Wholesale reorganization of injection and infusion codes

Codes 90760–90779 (covering therapeutic, prophylactic, and diagnostic injections and infusions) are deleted in 2009 and renumbered, with the same descriptors, to 96360–96379. This was done to organize all infusions and injections together. The biggest change for you and every other ObGyn? You must revise the practice’s encounter form to reflect the requirement that intramuscular and subcutaneous injections are now coded 96372 instead of 90772.

Modifier -21 and prolonged E/M services

Now deleted is Modifier -21 (prolonged evaluation and management [E/M] service). This modifier represented acknowledgment that a continuous face-to-face E/M service could exceed the maximum time allowed by the highest level of E/M service for the type being billed.

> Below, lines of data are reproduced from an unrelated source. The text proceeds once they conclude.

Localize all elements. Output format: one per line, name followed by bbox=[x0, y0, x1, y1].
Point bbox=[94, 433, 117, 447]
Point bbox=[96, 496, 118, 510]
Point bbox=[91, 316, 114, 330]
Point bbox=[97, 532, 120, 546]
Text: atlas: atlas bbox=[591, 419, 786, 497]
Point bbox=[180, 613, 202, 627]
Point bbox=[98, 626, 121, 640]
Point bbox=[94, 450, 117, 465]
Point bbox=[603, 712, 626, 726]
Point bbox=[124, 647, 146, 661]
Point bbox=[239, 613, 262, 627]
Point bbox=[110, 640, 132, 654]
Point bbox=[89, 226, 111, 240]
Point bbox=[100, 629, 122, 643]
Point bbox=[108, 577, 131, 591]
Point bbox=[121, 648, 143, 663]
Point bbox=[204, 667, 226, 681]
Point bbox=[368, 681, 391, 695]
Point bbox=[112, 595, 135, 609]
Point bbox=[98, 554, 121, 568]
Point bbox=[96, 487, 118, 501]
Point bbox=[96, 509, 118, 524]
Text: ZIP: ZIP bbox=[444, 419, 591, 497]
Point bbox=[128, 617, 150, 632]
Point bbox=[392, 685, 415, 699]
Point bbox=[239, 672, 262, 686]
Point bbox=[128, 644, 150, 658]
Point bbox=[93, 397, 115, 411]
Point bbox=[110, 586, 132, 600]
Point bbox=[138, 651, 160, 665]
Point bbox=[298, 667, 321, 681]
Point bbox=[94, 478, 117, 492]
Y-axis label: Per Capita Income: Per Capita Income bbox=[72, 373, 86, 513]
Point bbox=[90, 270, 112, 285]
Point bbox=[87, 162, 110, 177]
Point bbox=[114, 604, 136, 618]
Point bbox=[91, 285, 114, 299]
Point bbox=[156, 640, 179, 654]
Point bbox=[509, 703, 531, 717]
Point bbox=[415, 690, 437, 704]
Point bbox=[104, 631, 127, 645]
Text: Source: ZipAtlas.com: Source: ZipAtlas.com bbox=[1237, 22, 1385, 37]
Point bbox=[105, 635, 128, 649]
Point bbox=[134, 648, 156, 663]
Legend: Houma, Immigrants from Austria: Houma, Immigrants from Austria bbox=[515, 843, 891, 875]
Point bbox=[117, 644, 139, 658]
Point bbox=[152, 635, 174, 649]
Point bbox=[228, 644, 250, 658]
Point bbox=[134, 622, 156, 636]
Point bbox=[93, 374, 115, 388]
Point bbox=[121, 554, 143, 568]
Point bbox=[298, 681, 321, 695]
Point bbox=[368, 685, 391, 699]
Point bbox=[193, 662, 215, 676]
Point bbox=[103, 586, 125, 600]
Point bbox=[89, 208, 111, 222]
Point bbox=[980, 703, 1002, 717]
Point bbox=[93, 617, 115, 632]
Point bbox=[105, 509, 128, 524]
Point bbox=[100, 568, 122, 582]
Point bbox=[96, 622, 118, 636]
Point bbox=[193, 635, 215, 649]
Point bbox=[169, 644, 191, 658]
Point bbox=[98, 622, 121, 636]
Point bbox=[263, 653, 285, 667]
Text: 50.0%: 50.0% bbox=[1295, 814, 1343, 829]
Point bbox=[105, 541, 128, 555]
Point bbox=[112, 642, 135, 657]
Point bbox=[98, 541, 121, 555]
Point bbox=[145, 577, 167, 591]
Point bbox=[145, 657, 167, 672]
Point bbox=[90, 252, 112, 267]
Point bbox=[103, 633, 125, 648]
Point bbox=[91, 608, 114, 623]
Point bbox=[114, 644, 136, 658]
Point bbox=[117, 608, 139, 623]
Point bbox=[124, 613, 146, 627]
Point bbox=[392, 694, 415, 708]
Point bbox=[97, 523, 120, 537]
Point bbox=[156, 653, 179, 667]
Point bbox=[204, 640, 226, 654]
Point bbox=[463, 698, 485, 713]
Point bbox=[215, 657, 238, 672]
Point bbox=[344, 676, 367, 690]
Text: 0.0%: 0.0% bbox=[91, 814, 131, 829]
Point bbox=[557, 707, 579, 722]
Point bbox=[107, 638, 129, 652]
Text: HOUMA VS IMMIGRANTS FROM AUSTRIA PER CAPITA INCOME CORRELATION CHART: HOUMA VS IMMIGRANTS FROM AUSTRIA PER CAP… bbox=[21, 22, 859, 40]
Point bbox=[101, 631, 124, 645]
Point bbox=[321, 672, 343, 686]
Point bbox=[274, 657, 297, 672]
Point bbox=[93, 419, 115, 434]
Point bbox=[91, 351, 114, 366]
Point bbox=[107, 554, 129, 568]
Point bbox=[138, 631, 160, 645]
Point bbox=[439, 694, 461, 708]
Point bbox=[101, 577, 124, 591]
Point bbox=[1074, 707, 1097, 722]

In other words, before January 1, 2009, if a patient’s condition was such that you documented an established or new patient visit (99215 or 99205) but in fact spent more time with her than the 45 or 60 minutes that typically accompanies these codes, you added modifier -21 in the hope of receiving higher reimbursement. Now the modifier is deleted because there is already a mechanism in place to report such prolonged service.

Add-on codes 99354–99357 are used to report face-to-face outpatient and inpatient prolonged E/M services. Guidelines for these codes mandate cumulative time rather than continuous time, and using the add-on codes is contingent on the additional time spent being 30 or more minutes above the typical time allotted for the basic E/M service that you are billing.

Here’s a case that exemplifies how coding works in these circumstances:

CASE

You evaluate a patient for severe uterine bleeding, and report a level-4 visit (99214), which has a typical time of 25 minutes. At the same visit, you determine that endometrial biopsy is required, and you perform it during the visit. But the patient faints during the procedure—and you spend an additional 35 minutes (cumulative time) with her before you send her home.

Because the typical time of 25 minutes was exceeded by at least 30 minutes, you should report 99354 (prolonged physician service in the office or other outpatient setting requiring direct [face-to-face] patient contact beyond the usual service; first hour [list separately in addition to code for office or other outpatient Evaluation and Management service]) in addition to 99214.

Guidelines for correct use of these codes are also being revised to emphasize that only outpatient prolonged services codes are intended to be used to report total duration of face-to-face time; on the other hand, inpatient codes are intended to report the total duration of the time spent (whether continuous or noncontinuous) by the physician on the unit actively involved in caring for the patient.